George HW Bush’s Service Dog Sully Pays a Tearful Tribute to His ‘Best Friend’ on Memorial Day
George H.W. Bush’s former service dog, Sully, posed for a photo, paying homage to his previous owner and “best friend,” which was posted on Instagram along with a heartfelt message.
Service dog, Sully, lost his owner and best friend, former President George H.W. Bush, last year. On Memorial Day, the retriever posed by a World War II Memorial and paid tribute to the late president on Instagram.
A great joy to welcome home the newest member of our family, "Sully," a beautiful -- and beautifully trained -- lab from @AmericasVetDogs. Could not be more grateful, especially for their commitment to our veterans. pic.twitter.com/Fx4ZCZAJT8— George Bush (@GeorgeHWBush) June 25, 2018
“Always thinking of my best friend & the bravest military in the world who made the ultimate sacrifice while defending our country for our freedoms,” captioned the post with a quote by Bush: “Each of the patriots whom we remember on this day was first a beloved son or daughter, a brother or sister, or a spouse, friend, and neighbor.”

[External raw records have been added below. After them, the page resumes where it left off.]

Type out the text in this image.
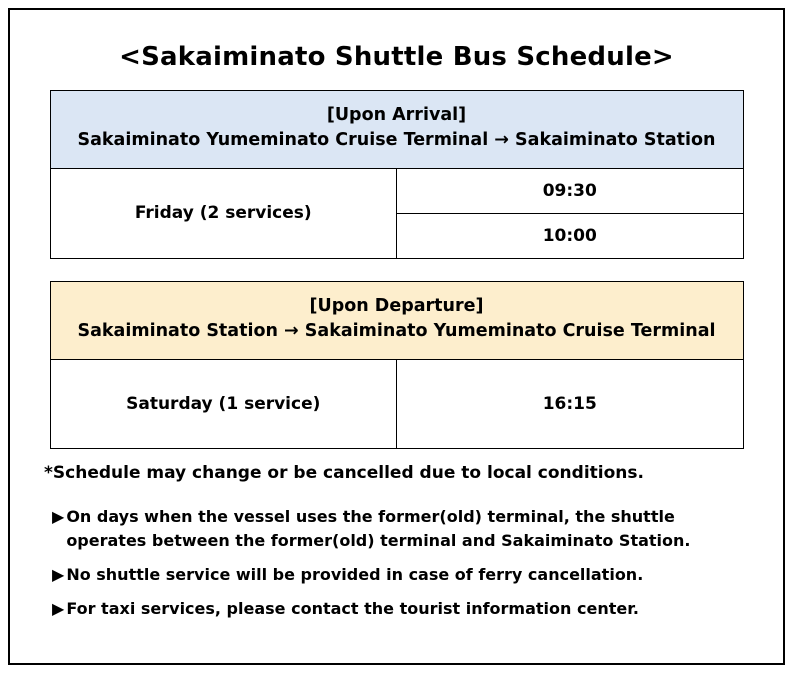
<Sakaiminato Shuttle Bus Schedule>
[Upon Arrival]
Sakaiminato Yumeminato Cruise Terminal → Sakaiminato Station

Friday (2 services)	09:30
10:00
[Upon Departure]
Sakaiminato Station → Sakaiminato Yumeminato Cruise Terminal

Saturday (1 service)	16:15
*Schedule may change or be cancelled due to local conditions.
▶ On days when the vessel uses the former(old) terminal, the shuttle operates between the former(old) terminal and Sakaiminato Station.
▶ No shuttle service will be provided in case of ferry cancellation.
▶ For taxi services, please contact the tourist information center.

Sully, who takes after a pilot who saved 155 lives by landing an impaired plane in the Hudson River, provided his service to the late president during his last months alive.
The canine never left Bush’s side until his last breath, and even after, he laid by Bush’s casket. Because of his dedication, Sully was awarded the Paw of Courage by the American Kennel Club.
When Sully was given to Bush by a Veterans’ organization, CNN covered a story about the pooch, disclosing his ability to “perform a two-page list of commands, including answering the phone and fetching items.”
Sully had training from the BetDogs prison puppy program, where he was raised by inmates to provide service to veterans. Among the basics taught were to push, tug, and retrieve.
After the demise of his “best friend,” the Labrador retriever joined Walter Reed National Medical Center in Bethesda, Maryland, to be a source of comfort to veterans in rehabilitation.
“In his new role, Sully will visit injured veterans, helping to provide comfort during rehabilitation center sessions and visit with families during what can be an emotional and very difficult time,” said Valerie Cramer to People.